Estuvimos trabajando
hasta poco después del mediodía. Barrios se asomó varias veces por la puerta
entreabierta, sin entrar, moviendo la cabeza como preguntándome cuánto demoraríamos,
y de la misma manera le respondí que no sabía. Don Víctor quiso ir a almorzar a
la cantina, adonde yo le había contado que iba prácticamente todos los días, y
cruzamos la plaza a pie después de liberar a Barrios para que también fuese a
comer. El calor estaba pesado, ahora. Pasamos junto a la fuente y por debajo de
los cables de los parlantes colgados entre los postes, y ya en la última senda
pasé al lado de alguien que caminaba inclinado, mirando el suelo y arrastrando
los pies. Me di vuelta para mirarlo.
-Ángel, ¿qué andás
haciendo por aquí? -lo sorprendí, y se dio vuelta con la cara roja y asustada.
-Paseando.
Lo abracé por encima del
grueso buzo que tenía puesto.
-Don Víctor, quiero
presentarle a mi mejor amigo, Ángel Muñoz. Ángel, don Víctor Huntfield, mi
jefe.
Se saludaron dándose la
mano. Lo convidé a Ángel para ir a almorzar con nosotros, pero dijo que doña
Ester lo estaba esperando y se fue haciéndome adiós desde lejos con la mano.
Don Víctor y yo seguimos, agachándonos entre las ramas de los árboles
inclinados sobre el sendero, y cuando llegamos al otro lado de la plaza don
Víctor me dijo:
-¿Cómo es que se llama
ese amigo suyo que acaba de presentarme?
-Ángel.
-Ángel, cierto.
-Vive en la capital.
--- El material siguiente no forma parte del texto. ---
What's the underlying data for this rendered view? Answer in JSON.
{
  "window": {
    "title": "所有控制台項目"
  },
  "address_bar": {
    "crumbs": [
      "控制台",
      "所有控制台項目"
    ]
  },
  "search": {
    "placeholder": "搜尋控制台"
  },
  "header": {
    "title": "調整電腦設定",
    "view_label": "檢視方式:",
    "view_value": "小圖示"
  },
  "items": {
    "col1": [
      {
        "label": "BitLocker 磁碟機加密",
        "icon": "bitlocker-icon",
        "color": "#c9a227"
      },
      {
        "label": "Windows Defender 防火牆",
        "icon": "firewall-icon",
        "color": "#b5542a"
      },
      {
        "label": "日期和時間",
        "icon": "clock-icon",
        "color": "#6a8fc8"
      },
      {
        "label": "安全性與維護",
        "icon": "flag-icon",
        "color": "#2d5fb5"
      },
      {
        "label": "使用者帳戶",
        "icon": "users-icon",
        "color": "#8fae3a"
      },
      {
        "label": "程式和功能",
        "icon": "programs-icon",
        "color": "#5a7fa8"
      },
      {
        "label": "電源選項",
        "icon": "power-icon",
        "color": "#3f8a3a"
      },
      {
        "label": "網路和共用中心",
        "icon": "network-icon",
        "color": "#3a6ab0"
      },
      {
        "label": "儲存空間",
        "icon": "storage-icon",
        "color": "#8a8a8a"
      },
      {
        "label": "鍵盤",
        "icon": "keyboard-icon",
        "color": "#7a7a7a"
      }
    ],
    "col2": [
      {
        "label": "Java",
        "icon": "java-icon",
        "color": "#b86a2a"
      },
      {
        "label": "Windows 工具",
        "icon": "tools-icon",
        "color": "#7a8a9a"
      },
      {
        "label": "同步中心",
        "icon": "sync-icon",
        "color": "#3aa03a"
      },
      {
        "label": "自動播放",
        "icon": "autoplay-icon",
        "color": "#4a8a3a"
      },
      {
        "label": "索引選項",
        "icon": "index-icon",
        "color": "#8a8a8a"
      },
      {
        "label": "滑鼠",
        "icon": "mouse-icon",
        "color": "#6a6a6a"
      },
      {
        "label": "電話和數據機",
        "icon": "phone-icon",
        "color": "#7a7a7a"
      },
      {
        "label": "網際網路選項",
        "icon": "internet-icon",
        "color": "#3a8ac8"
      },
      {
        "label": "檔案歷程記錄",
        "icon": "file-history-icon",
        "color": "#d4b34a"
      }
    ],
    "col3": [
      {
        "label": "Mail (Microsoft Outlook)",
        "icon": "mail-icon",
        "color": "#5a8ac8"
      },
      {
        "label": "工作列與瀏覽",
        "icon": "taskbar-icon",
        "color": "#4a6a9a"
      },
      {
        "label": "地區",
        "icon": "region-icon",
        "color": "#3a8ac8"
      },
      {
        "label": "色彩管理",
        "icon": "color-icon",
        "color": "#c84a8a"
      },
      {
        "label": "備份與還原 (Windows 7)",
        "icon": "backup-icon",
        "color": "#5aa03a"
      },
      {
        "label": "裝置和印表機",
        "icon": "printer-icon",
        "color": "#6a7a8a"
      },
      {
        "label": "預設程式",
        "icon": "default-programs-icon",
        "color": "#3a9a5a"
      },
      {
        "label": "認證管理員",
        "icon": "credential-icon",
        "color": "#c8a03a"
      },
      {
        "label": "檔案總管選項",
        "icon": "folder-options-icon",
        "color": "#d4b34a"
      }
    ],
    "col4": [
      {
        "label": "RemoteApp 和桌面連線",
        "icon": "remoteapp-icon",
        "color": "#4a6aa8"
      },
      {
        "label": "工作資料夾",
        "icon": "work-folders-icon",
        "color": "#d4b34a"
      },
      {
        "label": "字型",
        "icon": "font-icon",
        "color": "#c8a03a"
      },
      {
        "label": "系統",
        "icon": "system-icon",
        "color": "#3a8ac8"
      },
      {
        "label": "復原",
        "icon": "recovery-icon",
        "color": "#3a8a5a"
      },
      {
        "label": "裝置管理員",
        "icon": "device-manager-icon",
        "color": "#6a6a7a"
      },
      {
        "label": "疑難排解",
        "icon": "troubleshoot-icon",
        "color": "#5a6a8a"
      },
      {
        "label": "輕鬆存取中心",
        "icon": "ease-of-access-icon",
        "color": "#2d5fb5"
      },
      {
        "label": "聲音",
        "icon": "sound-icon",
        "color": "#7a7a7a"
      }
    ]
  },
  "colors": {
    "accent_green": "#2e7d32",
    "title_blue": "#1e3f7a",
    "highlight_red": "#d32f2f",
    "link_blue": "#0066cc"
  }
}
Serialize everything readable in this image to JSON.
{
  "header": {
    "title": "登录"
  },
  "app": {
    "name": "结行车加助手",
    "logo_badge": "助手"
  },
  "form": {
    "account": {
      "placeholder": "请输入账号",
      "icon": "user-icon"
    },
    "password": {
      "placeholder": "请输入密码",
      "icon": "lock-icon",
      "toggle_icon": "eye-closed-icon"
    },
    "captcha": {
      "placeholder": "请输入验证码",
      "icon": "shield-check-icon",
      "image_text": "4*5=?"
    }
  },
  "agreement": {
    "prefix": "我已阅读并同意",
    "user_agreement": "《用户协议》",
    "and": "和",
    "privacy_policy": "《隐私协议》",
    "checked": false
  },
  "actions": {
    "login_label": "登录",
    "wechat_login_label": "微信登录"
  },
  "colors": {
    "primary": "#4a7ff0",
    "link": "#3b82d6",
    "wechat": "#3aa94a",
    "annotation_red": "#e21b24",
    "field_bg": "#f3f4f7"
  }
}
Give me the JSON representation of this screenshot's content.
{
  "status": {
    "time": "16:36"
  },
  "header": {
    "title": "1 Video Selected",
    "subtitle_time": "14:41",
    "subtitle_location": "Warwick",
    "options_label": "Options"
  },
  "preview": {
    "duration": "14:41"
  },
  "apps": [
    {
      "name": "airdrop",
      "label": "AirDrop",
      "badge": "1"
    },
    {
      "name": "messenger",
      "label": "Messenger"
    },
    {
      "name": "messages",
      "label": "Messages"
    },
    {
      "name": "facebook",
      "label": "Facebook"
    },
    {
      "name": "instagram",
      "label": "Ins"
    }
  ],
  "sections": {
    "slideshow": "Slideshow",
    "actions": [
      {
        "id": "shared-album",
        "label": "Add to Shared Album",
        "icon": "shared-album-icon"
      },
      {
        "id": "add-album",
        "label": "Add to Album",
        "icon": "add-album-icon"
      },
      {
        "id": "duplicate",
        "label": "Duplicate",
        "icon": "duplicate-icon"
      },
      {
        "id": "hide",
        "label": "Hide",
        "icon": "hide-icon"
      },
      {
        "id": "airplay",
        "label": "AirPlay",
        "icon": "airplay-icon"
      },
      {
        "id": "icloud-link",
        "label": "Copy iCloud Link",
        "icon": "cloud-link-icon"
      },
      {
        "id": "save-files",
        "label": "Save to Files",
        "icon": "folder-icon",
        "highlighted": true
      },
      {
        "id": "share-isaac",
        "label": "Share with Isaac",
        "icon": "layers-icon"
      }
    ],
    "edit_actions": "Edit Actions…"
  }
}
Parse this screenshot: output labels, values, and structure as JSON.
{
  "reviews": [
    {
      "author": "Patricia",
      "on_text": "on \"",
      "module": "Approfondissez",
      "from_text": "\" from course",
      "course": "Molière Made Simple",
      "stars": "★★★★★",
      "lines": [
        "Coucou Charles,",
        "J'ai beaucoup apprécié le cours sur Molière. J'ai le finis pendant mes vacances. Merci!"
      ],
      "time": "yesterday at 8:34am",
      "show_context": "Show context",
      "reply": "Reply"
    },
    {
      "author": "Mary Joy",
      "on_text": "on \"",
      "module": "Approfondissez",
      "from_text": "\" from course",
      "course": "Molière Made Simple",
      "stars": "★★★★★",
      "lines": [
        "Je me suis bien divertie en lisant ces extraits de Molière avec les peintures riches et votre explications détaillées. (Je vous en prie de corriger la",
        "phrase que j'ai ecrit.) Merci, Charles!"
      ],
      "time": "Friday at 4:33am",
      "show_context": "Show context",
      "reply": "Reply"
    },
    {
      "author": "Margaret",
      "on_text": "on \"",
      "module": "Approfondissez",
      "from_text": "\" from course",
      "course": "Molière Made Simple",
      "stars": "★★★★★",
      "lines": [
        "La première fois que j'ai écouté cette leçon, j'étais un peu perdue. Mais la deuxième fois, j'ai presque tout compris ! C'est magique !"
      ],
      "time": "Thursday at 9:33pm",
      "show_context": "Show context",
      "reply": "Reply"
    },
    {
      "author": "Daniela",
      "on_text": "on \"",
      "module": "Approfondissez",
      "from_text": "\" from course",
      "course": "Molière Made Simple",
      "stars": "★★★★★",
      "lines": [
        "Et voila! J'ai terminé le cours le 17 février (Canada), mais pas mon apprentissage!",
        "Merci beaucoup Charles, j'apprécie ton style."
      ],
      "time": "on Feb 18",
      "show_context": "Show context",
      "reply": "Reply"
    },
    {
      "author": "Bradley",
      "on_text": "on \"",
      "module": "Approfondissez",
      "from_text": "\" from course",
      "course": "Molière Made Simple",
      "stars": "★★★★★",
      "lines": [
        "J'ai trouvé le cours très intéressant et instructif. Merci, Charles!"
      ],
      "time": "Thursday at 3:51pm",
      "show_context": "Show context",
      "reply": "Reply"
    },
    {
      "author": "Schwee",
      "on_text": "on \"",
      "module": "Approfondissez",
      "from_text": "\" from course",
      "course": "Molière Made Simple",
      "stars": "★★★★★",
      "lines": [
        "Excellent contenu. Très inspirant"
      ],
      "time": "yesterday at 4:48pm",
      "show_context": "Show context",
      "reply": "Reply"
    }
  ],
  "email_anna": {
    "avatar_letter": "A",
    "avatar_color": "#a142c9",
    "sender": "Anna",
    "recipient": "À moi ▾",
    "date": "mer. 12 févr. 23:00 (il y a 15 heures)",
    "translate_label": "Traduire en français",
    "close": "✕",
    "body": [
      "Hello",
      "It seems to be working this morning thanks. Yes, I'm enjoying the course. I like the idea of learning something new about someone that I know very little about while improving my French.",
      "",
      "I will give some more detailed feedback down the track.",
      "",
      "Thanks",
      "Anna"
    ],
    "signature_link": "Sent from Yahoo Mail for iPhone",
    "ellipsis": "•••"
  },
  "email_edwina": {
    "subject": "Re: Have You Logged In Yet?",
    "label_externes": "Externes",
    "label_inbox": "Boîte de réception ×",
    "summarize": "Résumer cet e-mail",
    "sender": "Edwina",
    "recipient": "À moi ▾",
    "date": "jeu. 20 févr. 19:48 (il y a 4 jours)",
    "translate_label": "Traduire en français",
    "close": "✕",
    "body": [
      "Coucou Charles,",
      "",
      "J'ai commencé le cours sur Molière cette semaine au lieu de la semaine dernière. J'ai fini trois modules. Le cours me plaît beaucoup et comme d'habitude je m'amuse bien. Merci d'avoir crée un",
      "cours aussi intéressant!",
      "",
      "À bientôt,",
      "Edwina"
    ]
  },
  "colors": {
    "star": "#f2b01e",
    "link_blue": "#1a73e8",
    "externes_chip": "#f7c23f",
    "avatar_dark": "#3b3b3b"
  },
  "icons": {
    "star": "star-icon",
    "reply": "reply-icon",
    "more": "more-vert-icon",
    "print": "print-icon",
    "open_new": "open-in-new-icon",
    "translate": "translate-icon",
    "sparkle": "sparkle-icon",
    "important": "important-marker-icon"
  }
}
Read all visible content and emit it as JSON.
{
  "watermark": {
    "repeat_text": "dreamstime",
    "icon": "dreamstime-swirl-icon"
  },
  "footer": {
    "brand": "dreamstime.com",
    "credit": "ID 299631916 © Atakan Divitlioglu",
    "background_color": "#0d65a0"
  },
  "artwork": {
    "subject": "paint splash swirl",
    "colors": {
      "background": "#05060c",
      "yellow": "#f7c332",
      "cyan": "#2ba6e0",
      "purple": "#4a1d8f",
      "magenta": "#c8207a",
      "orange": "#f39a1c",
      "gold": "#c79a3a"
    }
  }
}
Está
estudiando agronomía y vino para las vacaciones de julio.
-Está enfermo.
-¿Enfermo? ¿Quién?
¿Ángel? ¿Cómo enfermo?
Movió la mano vagamente
en el aire, sin detenerse.
-Enfermo, Pero tal vez ni
él mismo lo sepa bien.
-No entiendo. ¿Enfermo de
qué?
-Es difícil decirlo, o cuánto
lo está. Pero que está enfermo, lo está.